The March 31 issue of Billboard reported that it was his fourth hit in a year. For the week ending May 5, 1973 with the single in its sixth week in the charts, the Billboard best selling soul singles chart showed the single was at position 24 with the previous week's position being 19. Meanwhile, the chart showed the album in its 14th week, maintaining its position at 15.

==Personnel==
- Unidentified orchestra including
  - Carol Kaye – electric bass
  - Emil Richards – percussion

==Certifications==

| Region | Certification | Certified units/sales |
| United Kingdom (BPI) | Silver | 200,000^{‡} |
^{‡} Sales+streaming figures based on certification alone.

==Chart performance==

| Chart (1973) | Peak position |
|---|---|
| US Billboard Hot 100 | 56 |
| US Billboard Best Selling Soul Singles | 19 |

==Single releases==
- Bobby Womack & Peace - "Across 110th Street" / "Hang On In There" - United Artists XW 196 - 1973

==Other versions==
- It is covered by Calvin Richardson on his 2009 album Facts of Life – The Soul of Bobby Womack and by Ania Dąbrowska on her Ania Movie (October 2015). A version featuring Bobby Womack appears on the Los Lobos album The Ride in a medley with the song "Wicked Rain".

==Popular culture==
- The song was given a revival when it was prominently featured in Quentin Tarantino's 1997 film Jackie Brown.
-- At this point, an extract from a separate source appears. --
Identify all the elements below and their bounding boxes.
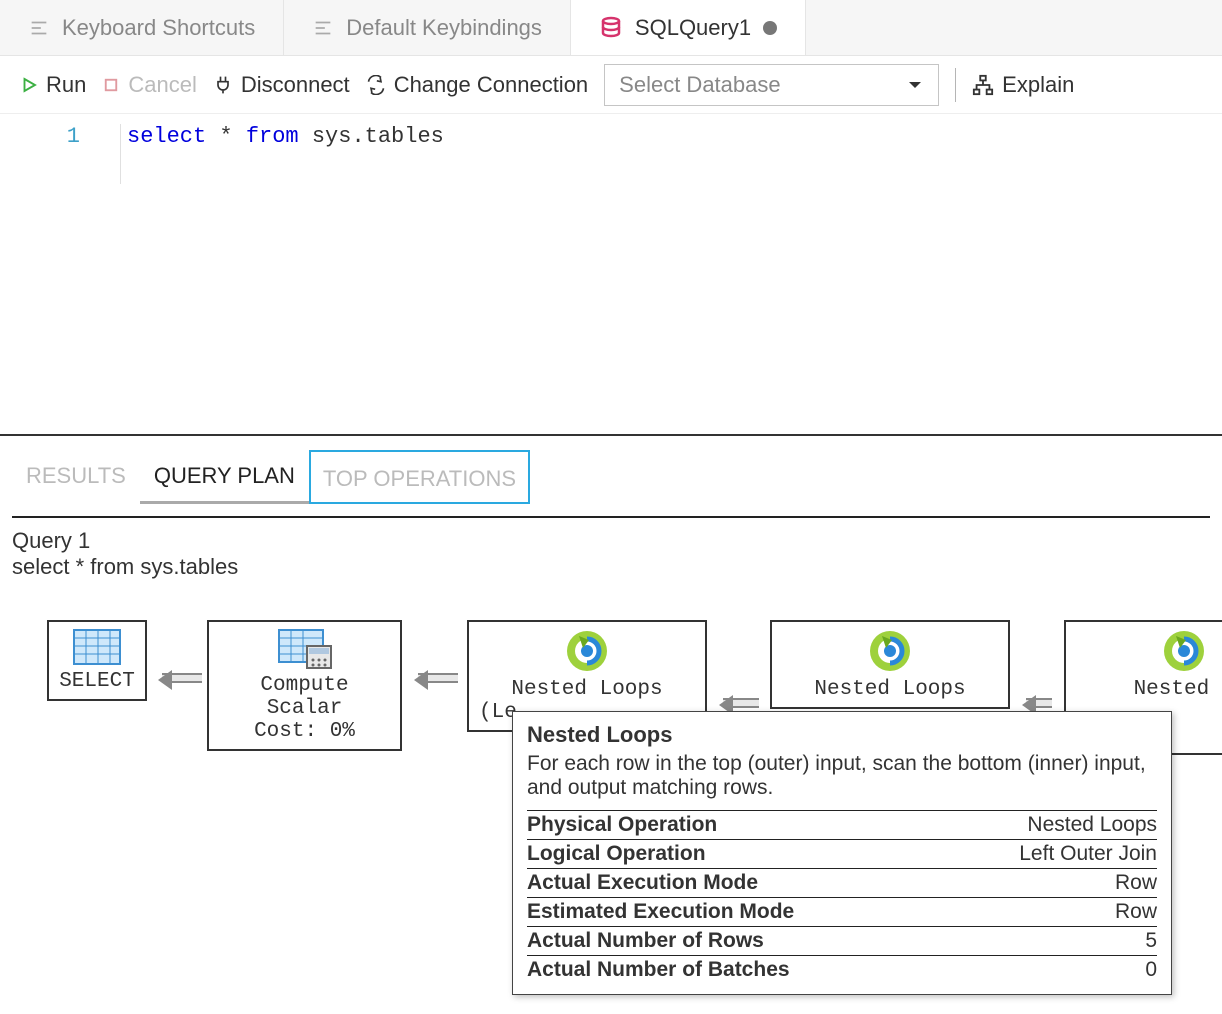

It was also featured in Ridley Scott's 2007 film American Gangster. 50 Cent told NME that 110th Street was the first song with which "he fell in love...because of how the situation was for black people in America at that time, there were a lot of struggle songs around. It seemed to be something that really moved the people around me. I felt the power of music to raise people up; to make them angry or proud."